THE WAR AFTER THE WAR
Even prolonged wars eventually end, sometimes when one belligerent can no longer fight, and sometimes through negotiation. The latter outcome, however, is only possible when both sides are prepared to talk and compromise. Some historians of World War II have argued that the Allies, with their insistence on an unconditional German surrender, gave Nazi Germany no choice but to fight to the bitter end. Yet there is no evidence that Hitler was ever prepared to negotiate seriously. In 1945, he killed himself rather than admit defeat, even though his cities lay in ruins, his armed forces were finished, and the Allied armies were rapidly advancing on Berlin. Preparing the Japanese public to fight to the death in the event of an American invasion, the militarists controlling Japan were so short of weapons that they began issuing sharpened bamboo sticks. It was only after the bombs were dropped on Hiroshima and Nagasaki that Japan offered an unconditional surrender.
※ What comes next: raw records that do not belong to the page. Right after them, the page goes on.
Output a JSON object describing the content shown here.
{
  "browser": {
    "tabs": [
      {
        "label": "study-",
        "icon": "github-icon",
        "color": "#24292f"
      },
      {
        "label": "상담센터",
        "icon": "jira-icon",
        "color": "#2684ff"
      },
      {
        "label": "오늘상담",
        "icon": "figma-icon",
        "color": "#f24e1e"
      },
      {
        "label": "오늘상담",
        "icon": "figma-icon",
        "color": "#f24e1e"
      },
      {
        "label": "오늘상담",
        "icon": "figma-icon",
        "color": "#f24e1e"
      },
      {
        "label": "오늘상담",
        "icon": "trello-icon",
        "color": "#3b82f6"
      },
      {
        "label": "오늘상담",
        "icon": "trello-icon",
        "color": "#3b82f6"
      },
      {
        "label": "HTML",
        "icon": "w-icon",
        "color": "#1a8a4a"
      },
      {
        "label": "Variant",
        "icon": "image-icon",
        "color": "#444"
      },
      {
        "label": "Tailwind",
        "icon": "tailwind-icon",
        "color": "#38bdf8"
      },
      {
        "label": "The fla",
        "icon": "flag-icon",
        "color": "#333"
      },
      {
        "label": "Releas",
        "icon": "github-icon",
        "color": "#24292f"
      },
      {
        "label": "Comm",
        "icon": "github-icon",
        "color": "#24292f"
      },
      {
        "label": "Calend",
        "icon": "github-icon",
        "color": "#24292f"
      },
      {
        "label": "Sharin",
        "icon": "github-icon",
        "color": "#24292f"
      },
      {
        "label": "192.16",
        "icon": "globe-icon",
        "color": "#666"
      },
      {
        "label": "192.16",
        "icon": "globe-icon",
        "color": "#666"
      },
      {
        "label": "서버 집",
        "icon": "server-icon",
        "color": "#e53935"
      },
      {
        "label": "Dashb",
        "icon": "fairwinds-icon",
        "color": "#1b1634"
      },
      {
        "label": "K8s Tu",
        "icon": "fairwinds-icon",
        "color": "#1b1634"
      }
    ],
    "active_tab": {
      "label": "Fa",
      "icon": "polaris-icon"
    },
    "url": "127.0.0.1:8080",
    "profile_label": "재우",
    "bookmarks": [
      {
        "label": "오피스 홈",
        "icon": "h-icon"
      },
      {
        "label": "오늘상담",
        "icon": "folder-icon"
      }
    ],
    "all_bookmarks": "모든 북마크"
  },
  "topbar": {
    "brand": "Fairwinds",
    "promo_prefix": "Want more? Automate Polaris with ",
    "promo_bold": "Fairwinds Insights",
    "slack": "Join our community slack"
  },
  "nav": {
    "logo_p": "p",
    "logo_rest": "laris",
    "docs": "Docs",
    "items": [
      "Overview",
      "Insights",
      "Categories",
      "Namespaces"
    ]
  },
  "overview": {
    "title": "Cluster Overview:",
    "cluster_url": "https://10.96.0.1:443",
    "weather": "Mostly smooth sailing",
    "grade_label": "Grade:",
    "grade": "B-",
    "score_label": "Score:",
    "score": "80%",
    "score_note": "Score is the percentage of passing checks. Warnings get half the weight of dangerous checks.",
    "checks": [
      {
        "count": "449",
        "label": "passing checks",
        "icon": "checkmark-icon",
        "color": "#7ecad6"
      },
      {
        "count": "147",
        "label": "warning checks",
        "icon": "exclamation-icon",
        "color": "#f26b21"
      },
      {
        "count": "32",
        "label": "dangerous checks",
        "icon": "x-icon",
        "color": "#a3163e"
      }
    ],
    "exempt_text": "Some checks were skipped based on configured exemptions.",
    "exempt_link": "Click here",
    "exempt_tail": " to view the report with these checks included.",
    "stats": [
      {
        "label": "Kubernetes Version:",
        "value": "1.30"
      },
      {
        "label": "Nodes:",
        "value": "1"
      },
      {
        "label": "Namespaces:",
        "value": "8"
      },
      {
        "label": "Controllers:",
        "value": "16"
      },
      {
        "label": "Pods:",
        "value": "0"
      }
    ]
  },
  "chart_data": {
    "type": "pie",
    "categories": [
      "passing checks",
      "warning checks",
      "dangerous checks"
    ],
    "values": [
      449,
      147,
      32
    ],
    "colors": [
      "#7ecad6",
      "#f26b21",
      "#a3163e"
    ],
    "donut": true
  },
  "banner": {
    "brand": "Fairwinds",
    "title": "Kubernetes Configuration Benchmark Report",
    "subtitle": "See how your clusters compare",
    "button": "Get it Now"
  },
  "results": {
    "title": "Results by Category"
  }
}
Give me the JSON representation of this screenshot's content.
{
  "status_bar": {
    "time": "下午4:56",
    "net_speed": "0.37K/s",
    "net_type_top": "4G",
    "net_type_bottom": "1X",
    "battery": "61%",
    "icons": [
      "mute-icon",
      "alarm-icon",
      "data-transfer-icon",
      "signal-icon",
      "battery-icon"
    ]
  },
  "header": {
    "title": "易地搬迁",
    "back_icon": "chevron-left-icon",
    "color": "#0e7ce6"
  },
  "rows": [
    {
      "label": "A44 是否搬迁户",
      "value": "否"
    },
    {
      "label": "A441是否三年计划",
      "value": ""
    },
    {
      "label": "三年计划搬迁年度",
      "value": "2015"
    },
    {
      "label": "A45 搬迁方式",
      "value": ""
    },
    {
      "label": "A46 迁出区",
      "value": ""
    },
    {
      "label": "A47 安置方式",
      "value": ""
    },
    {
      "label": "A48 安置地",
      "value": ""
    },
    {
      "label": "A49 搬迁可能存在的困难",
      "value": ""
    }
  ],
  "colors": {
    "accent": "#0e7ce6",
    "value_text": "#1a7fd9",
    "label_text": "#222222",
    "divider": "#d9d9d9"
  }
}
It is possible that Ukraine and Russia, perhaps under pressure from China and the United States, might one day agree to talk about ending the war. Timing can be critical. In World War I, although various peace initiatives were floated—for example, by the pope and by U.S. President Woodrow Wilson—both sides continued to cling to the hope of military victory. Only in the summer of 1918, when the German high command recognized it was losing, did Germany ask for an armistice. But it is hard to imagine what such a settlement in Ukraine would look like, and as the fighting and losses on both sides mount and more reports of Russia’s atrocities come to light, the accumulated hatred and bitterness will pose enormous obstacles to any concessions from either side.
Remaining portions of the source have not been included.